Ubiratan Brasil
O escritor Carlos Fuentes viveu de maneira intensa a primavera européia de 1968. Em maio, presenciou a revolta dos estudantes franceses contra o conformismo, saindo às ruas armados de tinta e pichando os muros de Paris com dizeres diversos, como 'A política está na rua', 'Consumidores ou participantes?' e 'O álcool mata. Tome LSD'. Meses depois, ele viajou ao lado de Gabriel García Márquez e Julio Cortázar até Praga, na antiga Checoslováquia, para visitar Milan Kundera. Lá, dias antes, manifestantes enfrentaram os invasores soviéticos, buscando humanizar o comunismo. Finalmente, em dezembro, comoveu-se, a distância, com a decisão do governo mexicano em atirar contra estudantes em uma manifestação - o 'massacre de Tlatelolco'.
Três eventos de grande importância ocorridos em um mesmo ano. '1968 é um desses anos-constelação nos quais, sem razão imediatamente explicável, coincidem fatos, movimentos e personalidades inesperadas e separadas no espaço', conta Fuentes, que uniu seus relatos pessoais, escritos no calor da hora, e formou o livro Em 68, que a Rocco lança nesta semana.
Ele conta que, na França, presenciou a insatisfação da juventude parisiense com a ordem conservadora, capitalista e consumidora, que havia esquecido a promessa humanista de luta contra o fascismo. Já a Primavera de Praga não combatia o sistema comunista - humanizava-o, democratizava-o e socializava-o. E o movimento mexicano de 68, no qual o governo de Diaz Ordaz reprimiu violentamente os estudantes em Tlatelolco, representou uma ruptura flagrante entre a legitimidade revolucionária como fundamento de todos os governos.
'Mas, como o maio parisiense, a Primavera de Praga e o ano 68 mexicano sofreram uma derrota de Pirro, ou seja, derrotas aparentes cujos frutos só puderam ser avaliados a longo prazo: derrotas pírricas, vitórias adiadas', comenta Fuentes, que conversou com o Estado por telefone. 'Os caminhos da democracia e da crítica social se abriram graças aos movimentos de Paris, Praga e México.'
Ainda há muito que se falar sobre os movimentos de 1968?
Sim, mesmo passados 40 anos.

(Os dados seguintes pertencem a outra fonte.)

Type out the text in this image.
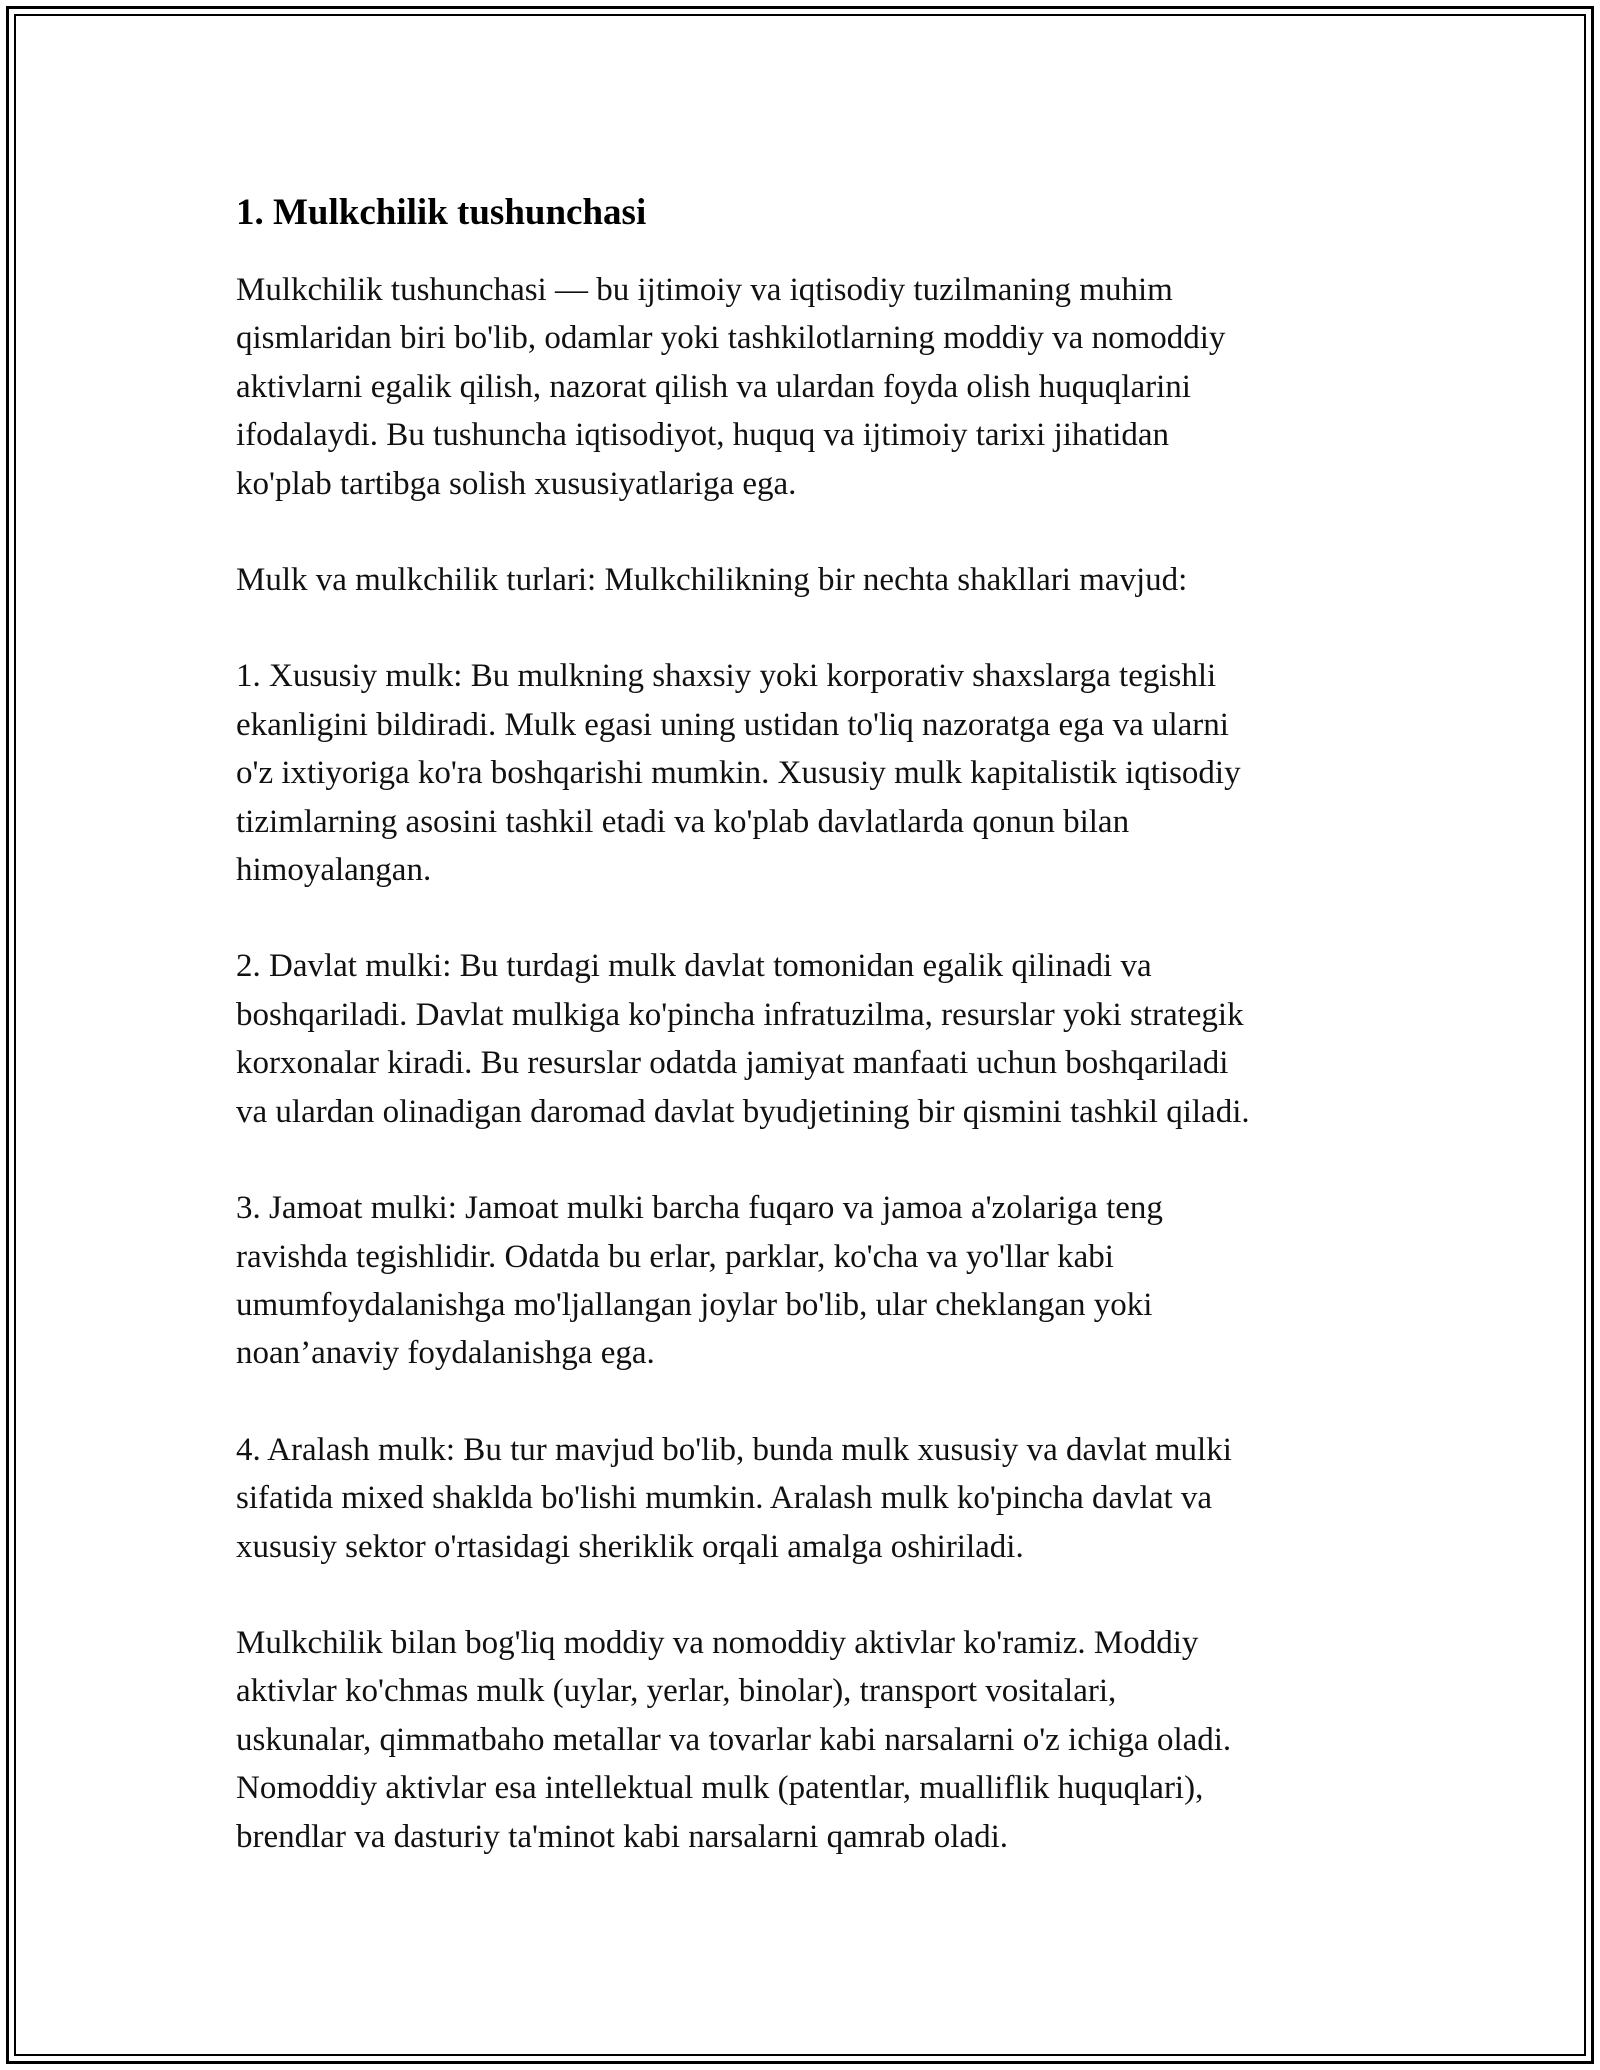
1. Mulkchilik tushunchasi

Mulkchilik tushunchasi — bu ijtimoiy va iqtisodiy tuzilmaning muhim
qismlaridan biri bo'lib, odamlar yoki tashkilotlarning moddiy va nomoddiy
aktivlarni egalik qilish, nazorat qilish va ulardan foyda olish huquqlarini
ifodalaydi. Bu tushuncha iqtisodiyot, huquq va ijtimoiy tarixi jihatidan
ko'plab tartibga solish xususiyatlariga ega.

Mulk va mulkchilik turlari: Mulkchilikning bir nechta shakllari mavjud:

1. Xususiy mulk: Bu mulkning shaxsiy yoki korporativ shaxslarga tegishli
ekanligini bildiradi. Mulk egasi uning ustidan to'liq nazoratga ega va ularni
o'z ixtiyoriga ko'ra boshqarishi mumkin. Xususiy mulk kapitalistik iqtisodiy
tizimlarning asosini tashkil etadi va ko'plab davlatlarda qonun bilan
himoyalangan.

2. Davlat mulki: Bu turdagi mulk davlat tomonidan egalik qilinadi va
boshqariladi. Davlat mulkiga ko'pincha infratuzilma, resurslar yoki strategik
korxonalar kiradi. Bu resurslar odatda jamiyat manfaati uchun boshqariladi
va ulardan olinadigan daromad davlat byudjetining bir qismini tashkil qiladi.

3. Jamoat mulki: Jamoat mulki barcha fuqaro va jamoa a'zolariga teng
ravishda tegishlidir. Odatda bu erlar, parklar, ko'cha va yo'llar kabi
umumfoydalanishga mo'ljallangan joylar bo'lib, ular cheklangan yoki
noan’anaviy foydalanishga ega.

4. Aralash mulk: Bu tur mavjud bo'lib, bunda mulk xususiy va davlat mulki
sifatida mixed shaklda bo'lishi mumkin. Aralash mulk ko'pincha davlat va
xususiy sektor o'rtasidagi sheriklik orqali amalga oshiriladi.

Mulkchilik bilan bog'liq moddiy va nomoddiy aktivlar ko'ramiz. Moddiy
aktivlar ko'chmas mulk (uylar, yerlar, binolar), transport vositalari,
uskunalar, qimmatbaho metallar va tovarlar kabi narsalarni o'z ichiga oladi.
Nomoddiy aktivlar esa intellektual mulk (patentlar, mualliflik huquqlari),
brendlar va dasturiy ta'minot kabi narsalarni qamrab oladi.
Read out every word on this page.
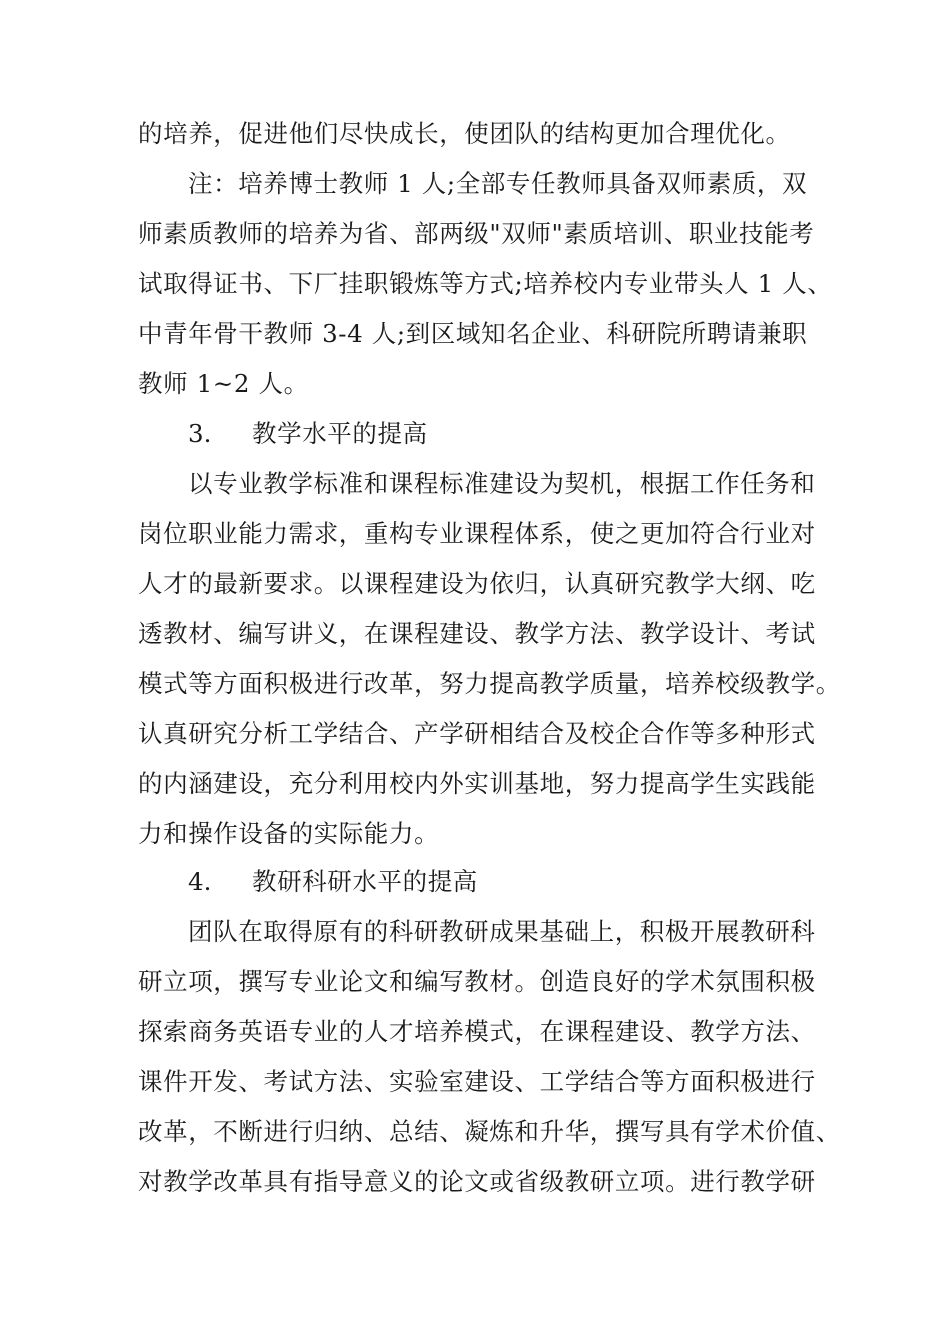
的培养，促进他们尽快成长，使团队的结构更加合理优化。
注：培养博士教师 1 人;全部专任教师具备双师素质，双
师素质教师的培养为省、部两级"双师"素质培训、职业技能考
试取得证书、下厂挂职锻炼等方式;培养校内专业带头人 1 人、
中青年骨干教师 3-4 人;到区域知名企业、科研院所聘请兼职
教师 1~2 人。
3. 教学水平的提高
以专业教学标准和课程标准建设为契机，根据工作任务和
岗位职业能力需求，重构专业课程体系，使之更加符合行业对
人才的最新要求。以课程建设为依归，认真研究教学大纲、吃
透教材、编写讲义，在课程建设、教学方法、教学设计、考试
模式等方面积极进行改革，努力提高教学质量，培养校级教学。
认真研究分析工学结合、产学研相结合及校企合作等多种形式
的内涵建设，充分利用校内外实训基地，努力提高学生实践能
力和操作设备的实际能力。
4. 教研科研水平的提高
团队在取得原有的科研教研成果基础上，积极开展教研科
研立项，撰写专业论文和编写教材。创造良好的学术氛围积极
探索商务英语专业的人才培养模式，在课程建设、教学方法、
课件开发、考试方法、实验室建设、工学结合等方面积极进行
改革，不断进行归纳、总结、凝炼和升华，撰写具有学术价值、
对教学改革具有指导意义的论文或省级教研立项。进行教学研
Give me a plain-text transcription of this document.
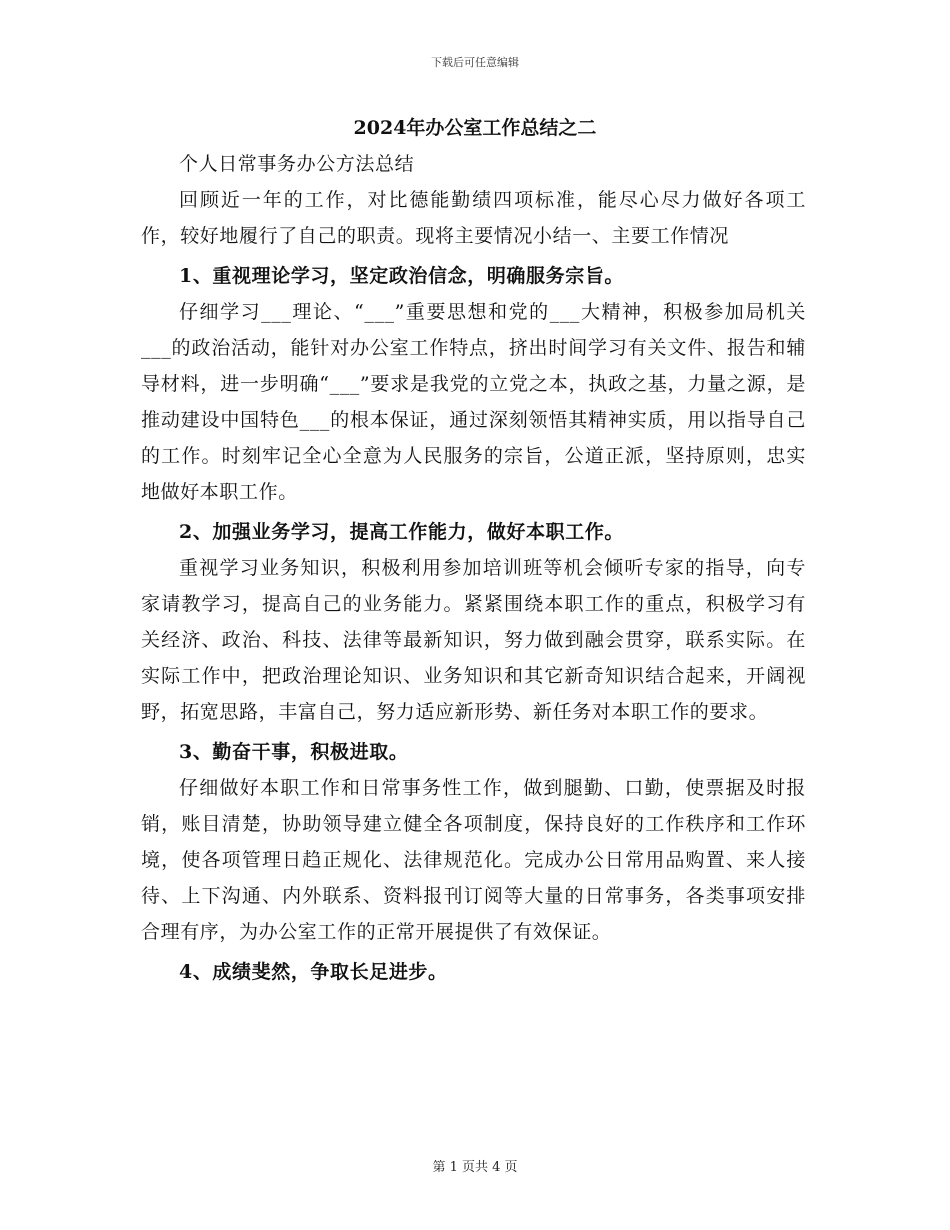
下载后可任意编辑
2024年办公室工作总结之二

个人日常事务办公方法总结

回顾近一年的工作，对比德能勤绩四项标准，能尽心尽力做好各项工作，较好地履行了自己的职责。现将主要情况小结一、主要工作情况

1、重视理论学习，坚定政治信念，明确服务宗旨。

仔细学习___理论、“___”重要思想和党的___大精神，积极参加局机关___的政治活动，能针对办公室工作特点，挤出时间学习有关文件、报告和辅导材料，进一步明确“___”要求是我党的立党之本，执政之基，力量之源，是推动建设中国特色___的根本保证，通过深刻领悟其精神实质，用以指导自己的工作。时刻牢记全心全意为人民服务的宗旨，公道正派，坚持原则，忠实地做好本职工作。

2、加强业务学习，提高工作能力，做好本职工作。

重视学习业务知识，积极利用参加培训班等机会倾听专家的指导，向专家请教学习，提高自己的业务能力。紧紧围绕本职工作的重点，积极学习有关经济、政治、科技、法律等最新知识，努力做到融会贯穿，联系实际。在实际工作中，把政治理论知识、业务知识和其它新奇知识结合起来，开阔视野，拓宽思路，丰富自己，努力适应新形势、新任务对本职工作的要求。

3、勤奋干事，积极进取。

仔细做好本职工作和日常事务性工作，做到腿勤、口勤，使票据及时报销，账目清楚，协助领导建立健全各项制度，保持良好的工作秩序和工作环境，使各项管理日趋正规化、法律规范化。完成办公日常用品购置、来人接待、上下沟通、内外联系、资料报刊订阅等大量的日常事务，各类事项安排合理有序，为办公室工作的正常开展提供了有效保证。

4、成绩斐然，争取长足进步。

第 1 页共 4 页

O mundo mudou muito, mas uma simultaneidade de eventos marcou aquele ano: Paris, Praga, México e também em Chicago, onde houve eleições. Eventos cruciais como os de 1848, quando revoluções de ruptura entre burguesia e proletariado se estenderam de Paris a Budapeste. Foi essa simultaneidade que me motivou a escrever esse livro.
E são mesmo derrotas pírricas?
Sim. Na França, em 68, desapareceu o velho partido socialista de Guy Mollet. O mesmo aconteceu com Suécia e Argélia. Com isso, abriu-se caminho para um novo socialismo encabeçado por François Mitterrand. Em Praga, a reação à ocupação soviética provocou uma série de movimentos que resultou na queda do muro de Berlim, em 1989, e no fim do poder da União Soviética. E, no México, graças ao sacrifício do movimento estudantil, derrotado naquele ano, abriu-se caminho para a atual democracia mexicana, que certamente não existiria sem os acontecimentos de 68. Portanto, foram movimentos que, embora derrotados, trouxeram muitos benefícios para a humanidade.
Em sua opinião, a história se repete ou se refaz?
Não acredito que se repita nunca. A história é um evento contínuo, mas sempre único. É um engano pensar que haja repetição.
E o que alimenta uma mudança: a nostalgia ou a esperança?
Falamos aqui de duas utopias. Uma é regressiva, que busca a sociedade perfeita. É aquela pregada por D. Quixote aos pastores, a de Ovídio, para quem as pessoas se amam sem conflito ou guerra. E a outra é a utopia do futuro, que busca uma sociedade ideal. Mas creio que não passam de utopias - nossa preocupação tem de ser com o presente, no qual está o passado (nossa memória) e o futuro (nosso desejo). O tempo de se realizar algo é sempre o agora, considerando que a história não é simplesmente uma coleção de fatos, mas um horizonte de possibilidades.
É possível combater a injustiça sem que isso provoque mais injustiça?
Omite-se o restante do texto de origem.